The Joys and Perils of Driving in Australia


Some of the 12 Apostles

This morning, Steve and I left Melbourne (pronounced Mel-Bun) in Victoria for Adelaide in South Australia – in a rental car. We enjoyed our brief stay in the Garden City, but because of the draught and subsequent water rationing, the gardens, while beautiful, are not as green as usual. From the observation deck atop the Eureka Tower, we looked out onto the old city, its narrow laneways filled with cafes. For a mere $12, we could also have stepped into a clear box suspended outside the 88th floor, made to give the sensation of the floor breaking beneath your feet. Like their Kiwi neighbors, Aussies seem to thrive on the feeling of plummeting to the earth from dizzying heights. I’d pay $12 not to enjoy that hilarity myself.

After we picked up our car this morning in the city, some brave souls stepped in front of us and I yelled, “Get out of the way! There’s a Yank driving!” Every time Steve wanted to turn, he set off the windshield wipers instead. We have the cleanest windshield in Australia. I won’t go so far as to say that Aussies drive on the wrong side of the road, but it certainly isn’t the right side. Even before today, I found out how dangerous it is to be a pedestrian in a left-sided country. Just to be sure, whenever I cross a street, I look to the left and to the right, while keeping an eye on the cars coming towards me. Sometimes the drivers are asleep, sometimes children are driving, and sometimes there is no driver at all. That’s when I realize that I’ve been looking at the passenger seat.

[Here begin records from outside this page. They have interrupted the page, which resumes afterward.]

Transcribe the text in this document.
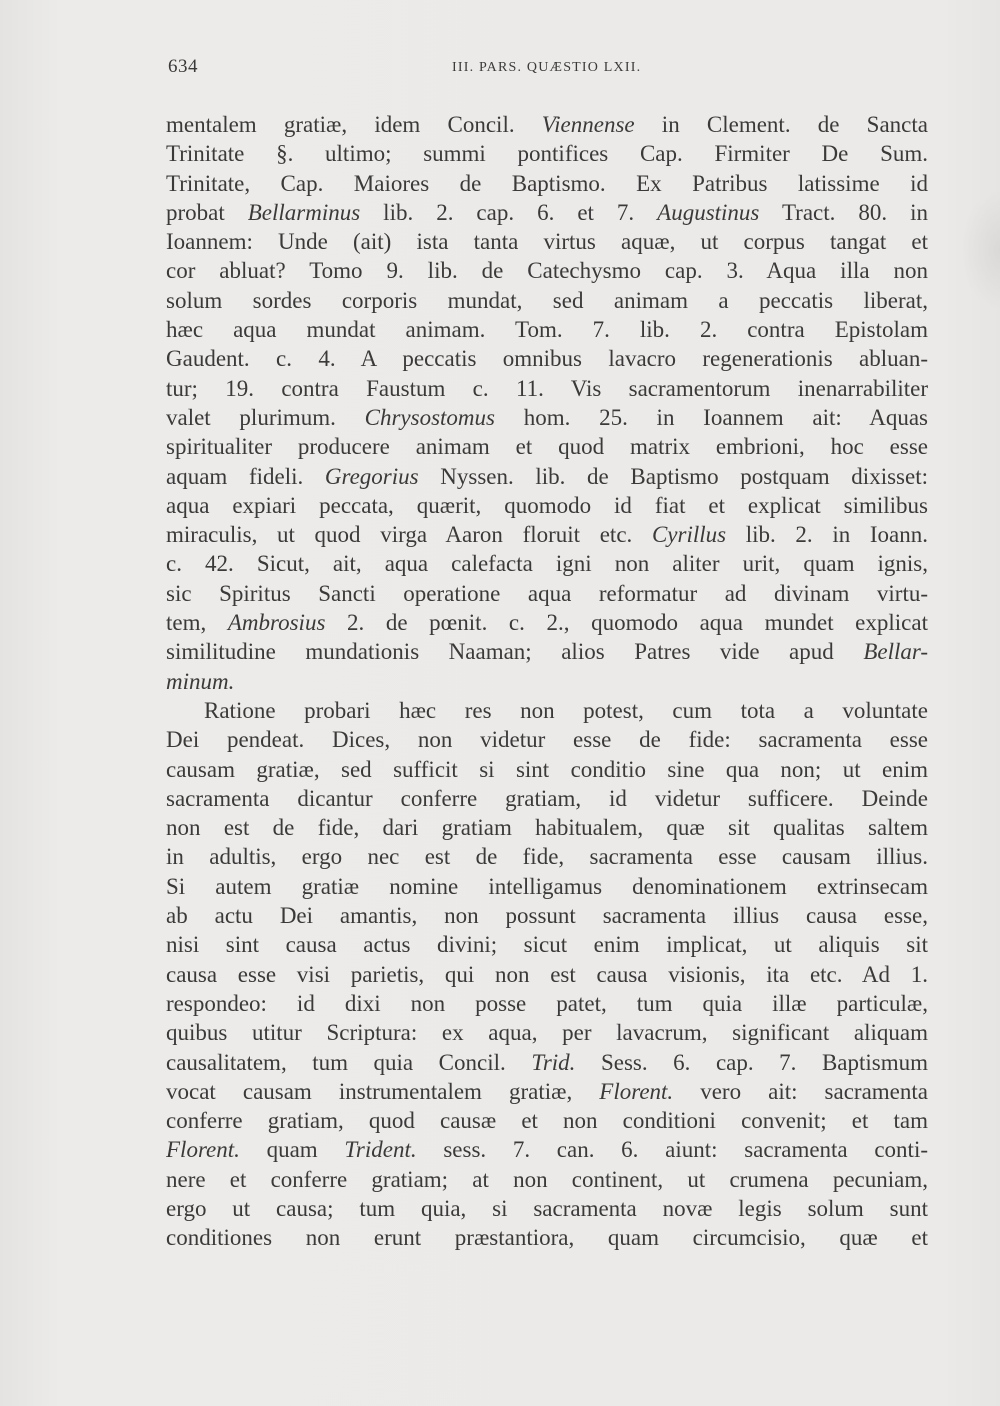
634	III. PARS. QUÆSTIO LXII.
mentalem gratiæ, idem Concil. Viennense in Clement. de Sancta
Trinitate §. ultimo; summi pontifices Cap. Firmiter De Sum.
Trinitate, Cap. Maiores de Baptismo. Ex Patribus latissime id
probat Bellarminus lib. 2. cap. 6. et 7. Augustinus Tract. 80. in
Ioannem: Unde (ait) ista tanta virtus aquæ, ut corpus tangat et
cor abluat? Tomo 9. lib. de Catechysmo cap. 3. Aqua illa non
solum sordes corporis mundat, sed animam a peccatis liberat,
hæc aqua mundat animam. Tom. 7. lib. 2. contra Epistolam
Gaudent. c. 4. A peccatis omnibus lavacro regenerationis abluan-
tur; 19. contra Faustum c. 11. Vis sacramentorum inenarrabiliter
valet plurimum. Chrysostomus hom. 25. in Ioannem ait: Aquas
spiritualiter producere animam et quod matrix embrioni, hoc esse
aquam fideli. Gregorius Nyssen. lib. de Baptismo postquam dixisset:
aqua expiari peccata, quærit, quomodo id fiat et explicat similibus
miraculis, ut quod virga Aaron floruit etc. Cyrillus lib. 2. in Ioann.
c. 42. Sicut, ait, aqua calefacta igni non aliter urit, quam ignis,
sic Spiritus Sancti operatione aqua reformatur ad divinam virtu-
tem, Ambrosius 2. de pœnit. c. 2., quomodo aqua mundet explicat
similitudine mundationis Naaman; alios Patres vide apud Bellar-
minum.
Ratione probari hæc res non potest, cum tota a voluntate
Dei pendeat. Dices, non videtur esse de fide: sacramenta esse
causam gratiæ, sed sufficit si sint conditio sine qua non; ut enim
sacramenta dicantur conferre gratiam, id videtur sufficere. Deinde
non est de fide, dari gratiam habitualem, quæ sit qualitas saltem
in adultis, ergo nec est de fide, sacramenta esse causam illius.
Si autem gratiæ nomine intelligamus denominationem extrinsecam
ab actu Dei amantis, non possunt sacramenta illius causa esse,
nisi sint causa actus divini; sicut enim implicat, ut aliquis sit
causa esse visi parietis, qui non est causa visionis, ita etc. Ad 1.
respondeo: id dixi non posse patet, tum quia illæ particulæ,
quibus utitur Scriptura: ex aqua, per lavacrum, significant aliquam
causalitatem, tum quia Concil. Trid. Sess. 6. cap. 7. Baptismum
vocat causam instrumentalem gratiæ, Florent. vero ait: sacramenta
conferre gratiam, quod causæ et non conditioni convenit; et tam
Florent. quam Trident. sess. 7. can. 6. aiunt: sacramenta conti-
nere et conferre gratiam; at non continent, ut crumena pecuniam,
ergo ut causa; tum quia, si sacramenta novæ legis solum sunt
conditiones non erunt præstantiora, quam circumcisio, quæ et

Steve and I drove the first half of the Great Ocean Road today, stopping overnight in Mount Gambier, a lovely town and home of the volcanic crater lake called Blue Lake. Our first stop was the town of Anglesea, where we were told we’d see kangaroos “in the wild” on the golf course. Apparently others had been told that, too, because the golf club sported a sign reading “No kangaroo viewing allowed from the golf course.” We stopped to marvel at the amazing giant rock formations in the sea at Port Campbell, called the 12 Apostles. We counted anywhere between 8-10 apostles. We know Judas killed himself but we’re not sure what happened to the others.

Australia is the same size as the continental United States, and tomorrow we will cover a tiny bit more of its 2,900 miles as we head west.